Jaromír "Jarda" Paciorek (born 11 July 1979) is a Czech former professional footballer who played as a midfielder.

Career
Paciorek was born in Kroměříž and began his career in a local club, Hanácká Slavia Kroměříž. Soon his talent – including an overview of the game or speed – was detected by coaches of FC Svit Zlín, where Paciorek was later transferred to.

Paciorek played in the Czech under-16 team during 1995 European Under-16 Championship. The championship were successful for him and consequently some famous clubs (e.g. Bayern Munich and Feyenoord Rotterdam) wanted to transfer Paciorek. Eventually Paciorek went to Feyenoord and in his first season he played in the junior team. One year later he was promoted to the senior team, but he did not play any matches there. In 1997, he moved to Excelsior Rotterdam (2nd level). In 1998, he went to Fortuna Sittard, where he played irregularly (31 games over three years) so the club terminated the contract with Paciorek.

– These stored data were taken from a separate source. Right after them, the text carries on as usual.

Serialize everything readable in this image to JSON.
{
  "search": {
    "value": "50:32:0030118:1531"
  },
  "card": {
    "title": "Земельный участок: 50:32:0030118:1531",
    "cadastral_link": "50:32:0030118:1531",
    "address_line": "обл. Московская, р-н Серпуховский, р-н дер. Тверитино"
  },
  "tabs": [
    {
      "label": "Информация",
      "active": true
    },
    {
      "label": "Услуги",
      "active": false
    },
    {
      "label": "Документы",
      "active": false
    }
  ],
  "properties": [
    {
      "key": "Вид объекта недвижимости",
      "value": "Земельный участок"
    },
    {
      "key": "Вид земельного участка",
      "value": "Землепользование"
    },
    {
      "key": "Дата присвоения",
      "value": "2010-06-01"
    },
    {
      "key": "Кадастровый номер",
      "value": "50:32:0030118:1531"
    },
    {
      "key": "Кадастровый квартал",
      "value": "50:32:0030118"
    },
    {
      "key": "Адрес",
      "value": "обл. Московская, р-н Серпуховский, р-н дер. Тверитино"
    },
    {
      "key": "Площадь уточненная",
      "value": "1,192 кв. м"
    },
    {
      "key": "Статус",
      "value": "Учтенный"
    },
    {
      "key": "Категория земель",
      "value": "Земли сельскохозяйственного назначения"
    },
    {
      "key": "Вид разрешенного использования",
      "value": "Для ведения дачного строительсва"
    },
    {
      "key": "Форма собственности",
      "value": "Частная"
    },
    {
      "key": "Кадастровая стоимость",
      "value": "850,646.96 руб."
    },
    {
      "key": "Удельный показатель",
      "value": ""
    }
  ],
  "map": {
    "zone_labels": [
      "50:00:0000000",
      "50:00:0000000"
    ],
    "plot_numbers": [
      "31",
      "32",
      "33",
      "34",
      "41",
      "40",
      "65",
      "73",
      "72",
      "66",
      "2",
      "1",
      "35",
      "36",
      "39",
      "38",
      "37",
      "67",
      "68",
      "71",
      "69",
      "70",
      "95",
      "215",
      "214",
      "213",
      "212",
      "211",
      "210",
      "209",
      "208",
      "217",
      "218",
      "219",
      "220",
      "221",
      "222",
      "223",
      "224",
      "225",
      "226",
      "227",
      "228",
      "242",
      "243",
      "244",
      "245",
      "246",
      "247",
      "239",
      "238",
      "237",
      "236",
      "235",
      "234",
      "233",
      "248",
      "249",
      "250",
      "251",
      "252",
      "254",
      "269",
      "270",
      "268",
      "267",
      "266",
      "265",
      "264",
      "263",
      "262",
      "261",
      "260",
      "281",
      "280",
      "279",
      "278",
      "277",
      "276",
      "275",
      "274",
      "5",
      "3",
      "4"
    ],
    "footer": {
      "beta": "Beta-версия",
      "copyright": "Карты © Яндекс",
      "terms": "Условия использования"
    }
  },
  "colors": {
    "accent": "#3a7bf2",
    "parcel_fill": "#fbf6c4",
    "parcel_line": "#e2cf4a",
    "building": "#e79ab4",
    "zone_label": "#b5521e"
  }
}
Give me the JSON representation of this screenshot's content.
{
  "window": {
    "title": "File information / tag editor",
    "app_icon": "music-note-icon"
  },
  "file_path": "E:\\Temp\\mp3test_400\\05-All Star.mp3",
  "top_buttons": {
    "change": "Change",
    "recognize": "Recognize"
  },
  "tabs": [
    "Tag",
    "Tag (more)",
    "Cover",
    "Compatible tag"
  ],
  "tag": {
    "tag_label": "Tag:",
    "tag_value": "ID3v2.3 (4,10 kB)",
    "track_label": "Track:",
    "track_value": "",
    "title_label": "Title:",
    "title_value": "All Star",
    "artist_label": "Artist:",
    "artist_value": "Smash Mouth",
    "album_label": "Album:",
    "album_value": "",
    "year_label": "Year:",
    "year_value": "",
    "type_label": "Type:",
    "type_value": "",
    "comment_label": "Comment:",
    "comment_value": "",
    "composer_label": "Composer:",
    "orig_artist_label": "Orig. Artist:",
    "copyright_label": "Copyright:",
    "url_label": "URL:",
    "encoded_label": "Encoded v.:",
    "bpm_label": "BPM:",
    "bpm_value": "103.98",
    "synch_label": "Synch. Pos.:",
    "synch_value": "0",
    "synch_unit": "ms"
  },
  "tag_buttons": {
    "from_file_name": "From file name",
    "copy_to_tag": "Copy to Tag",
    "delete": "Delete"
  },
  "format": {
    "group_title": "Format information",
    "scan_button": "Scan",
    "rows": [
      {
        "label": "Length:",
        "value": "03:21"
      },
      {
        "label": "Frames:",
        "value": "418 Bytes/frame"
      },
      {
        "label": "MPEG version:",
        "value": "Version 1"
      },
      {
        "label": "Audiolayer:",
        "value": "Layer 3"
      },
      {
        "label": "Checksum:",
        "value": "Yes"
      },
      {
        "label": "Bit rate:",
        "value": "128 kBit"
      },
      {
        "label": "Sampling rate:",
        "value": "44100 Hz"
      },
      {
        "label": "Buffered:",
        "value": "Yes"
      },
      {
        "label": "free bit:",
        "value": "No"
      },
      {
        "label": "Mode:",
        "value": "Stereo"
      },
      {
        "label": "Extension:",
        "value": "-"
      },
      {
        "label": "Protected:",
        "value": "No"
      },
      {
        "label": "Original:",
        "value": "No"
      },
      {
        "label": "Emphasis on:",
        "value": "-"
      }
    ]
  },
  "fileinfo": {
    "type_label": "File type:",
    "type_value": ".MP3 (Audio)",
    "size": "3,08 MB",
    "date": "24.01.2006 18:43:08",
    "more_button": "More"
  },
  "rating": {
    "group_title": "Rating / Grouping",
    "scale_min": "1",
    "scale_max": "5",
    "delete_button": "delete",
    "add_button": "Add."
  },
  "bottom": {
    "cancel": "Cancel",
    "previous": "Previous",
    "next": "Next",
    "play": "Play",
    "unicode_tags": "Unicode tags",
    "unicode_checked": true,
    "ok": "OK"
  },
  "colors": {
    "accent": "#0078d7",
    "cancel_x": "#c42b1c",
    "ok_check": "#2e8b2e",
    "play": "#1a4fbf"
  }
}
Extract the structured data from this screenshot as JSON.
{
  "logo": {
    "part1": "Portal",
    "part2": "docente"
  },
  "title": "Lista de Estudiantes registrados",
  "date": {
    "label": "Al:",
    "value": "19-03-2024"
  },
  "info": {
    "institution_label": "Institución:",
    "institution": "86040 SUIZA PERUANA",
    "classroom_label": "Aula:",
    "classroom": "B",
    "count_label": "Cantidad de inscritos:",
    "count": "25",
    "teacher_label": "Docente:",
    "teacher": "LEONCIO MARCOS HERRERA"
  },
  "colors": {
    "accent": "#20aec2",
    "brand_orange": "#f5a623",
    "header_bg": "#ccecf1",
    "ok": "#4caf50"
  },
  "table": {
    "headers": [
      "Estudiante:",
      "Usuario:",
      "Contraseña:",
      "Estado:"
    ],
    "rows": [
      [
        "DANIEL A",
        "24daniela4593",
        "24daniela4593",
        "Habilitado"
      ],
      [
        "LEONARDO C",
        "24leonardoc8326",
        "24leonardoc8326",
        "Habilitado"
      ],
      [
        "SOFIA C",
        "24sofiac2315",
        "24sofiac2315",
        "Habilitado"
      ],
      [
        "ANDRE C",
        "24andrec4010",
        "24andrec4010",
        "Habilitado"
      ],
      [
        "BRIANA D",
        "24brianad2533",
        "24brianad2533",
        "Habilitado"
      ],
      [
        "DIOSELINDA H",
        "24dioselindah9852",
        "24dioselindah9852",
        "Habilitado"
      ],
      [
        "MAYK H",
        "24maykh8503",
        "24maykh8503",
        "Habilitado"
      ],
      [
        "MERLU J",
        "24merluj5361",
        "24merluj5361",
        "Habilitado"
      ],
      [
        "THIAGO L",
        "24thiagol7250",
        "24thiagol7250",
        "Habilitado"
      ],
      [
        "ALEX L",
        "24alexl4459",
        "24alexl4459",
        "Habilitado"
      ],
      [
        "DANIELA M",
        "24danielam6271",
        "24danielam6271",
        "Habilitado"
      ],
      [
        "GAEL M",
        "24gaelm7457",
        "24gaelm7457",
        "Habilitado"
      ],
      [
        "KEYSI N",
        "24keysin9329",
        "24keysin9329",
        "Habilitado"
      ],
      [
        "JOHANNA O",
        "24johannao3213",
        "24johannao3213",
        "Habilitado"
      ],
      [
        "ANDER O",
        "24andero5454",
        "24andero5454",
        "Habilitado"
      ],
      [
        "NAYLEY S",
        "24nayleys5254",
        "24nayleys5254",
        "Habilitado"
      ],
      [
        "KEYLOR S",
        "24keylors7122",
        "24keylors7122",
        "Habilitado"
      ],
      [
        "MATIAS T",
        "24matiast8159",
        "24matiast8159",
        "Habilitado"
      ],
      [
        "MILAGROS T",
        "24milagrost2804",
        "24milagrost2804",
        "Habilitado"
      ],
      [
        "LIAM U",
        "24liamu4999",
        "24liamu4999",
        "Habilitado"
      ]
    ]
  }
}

In 2001 Paciorek received some offers (among other from Switzerland), but eventually returned to the Czech Republic and signed a contract with 1.FC Brno (1st level). He played only five matches there. At the beginning of 2002–03 season he left the club of his own accord. Then he admitted he has been taking narcotics, commenting it as follows: "give a damn what others think of me".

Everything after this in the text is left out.